Ho sempre mal sopportato la scrittura che viene incontro al lettore pigro, intristendo in didascalie che spiegano ciò che un fruitore mediamente alfabetizzato dovrebbe sapere. Leggevo ieri “La canzone di Achille” della Miller che quando parla di Danae, si affretta subito a spiegare che “Danae era quella che fu presa da Giove trasformatosi in pioggia d’oro” oppure che “Leda fu stuprata sempre da Giove in forma di cigno…“
Ehm… signora Miller… un lettore medio queste cose le deve già sapere!
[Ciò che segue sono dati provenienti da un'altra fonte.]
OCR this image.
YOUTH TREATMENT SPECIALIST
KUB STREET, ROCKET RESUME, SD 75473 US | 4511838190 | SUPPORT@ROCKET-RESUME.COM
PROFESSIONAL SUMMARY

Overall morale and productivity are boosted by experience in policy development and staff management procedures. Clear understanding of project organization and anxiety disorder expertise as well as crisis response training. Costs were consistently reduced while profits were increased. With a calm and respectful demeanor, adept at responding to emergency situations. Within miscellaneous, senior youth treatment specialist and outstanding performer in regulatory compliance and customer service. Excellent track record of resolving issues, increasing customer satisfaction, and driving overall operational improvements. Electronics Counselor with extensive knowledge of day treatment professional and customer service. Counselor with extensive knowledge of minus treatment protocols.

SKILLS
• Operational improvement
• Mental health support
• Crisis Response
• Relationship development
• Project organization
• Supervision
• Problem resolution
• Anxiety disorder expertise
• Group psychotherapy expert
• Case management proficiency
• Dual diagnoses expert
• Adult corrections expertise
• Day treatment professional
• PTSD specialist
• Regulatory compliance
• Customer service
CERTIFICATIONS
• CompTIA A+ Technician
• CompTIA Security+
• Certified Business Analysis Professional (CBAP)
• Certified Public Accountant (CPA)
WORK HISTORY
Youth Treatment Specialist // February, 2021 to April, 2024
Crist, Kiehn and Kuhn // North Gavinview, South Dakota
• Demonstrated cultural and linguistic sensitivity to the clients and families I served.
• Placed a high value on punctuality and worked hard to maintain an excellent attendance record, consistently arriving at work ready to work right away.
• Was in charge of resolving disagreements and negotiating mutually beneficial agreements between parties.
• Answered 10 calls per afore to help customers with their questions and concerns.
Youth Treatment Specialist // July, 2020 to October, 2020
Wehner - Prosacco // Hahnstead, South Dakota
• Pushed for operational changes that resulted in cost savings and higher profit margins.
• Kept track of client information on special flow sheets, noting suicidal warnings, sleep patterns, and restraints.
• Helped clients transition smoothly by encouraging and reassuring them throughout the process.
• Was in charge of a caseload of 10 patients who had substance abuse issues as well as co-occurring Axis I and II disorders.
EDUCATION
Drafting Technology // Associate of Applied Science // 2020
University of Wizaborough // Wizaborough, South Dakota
Altrimenti facciamo la fine dei campioni dello sport che, alle prese con un avversario mediocre, abbassano di conseguenza il loro livello, rendendo tutto triste e monotono. Questo succede sempre più spesso in narrativa ed è chiaro che si tratta di un tentativo di tenere desta l’attenzione del soggetto “medio(cre)”. La pigrizia mentale non va “nutrita” ma è vero anche che lo scrittore moderno deve fare i conti con una platea di lettori diseducati e provenienti da decenni di scuola arrangiata, di TV spazzatura e di social nefasti.
Assistiamo così ad una scrittura banale, persa in frasi parentetiche e in rimandi a fondo pagina.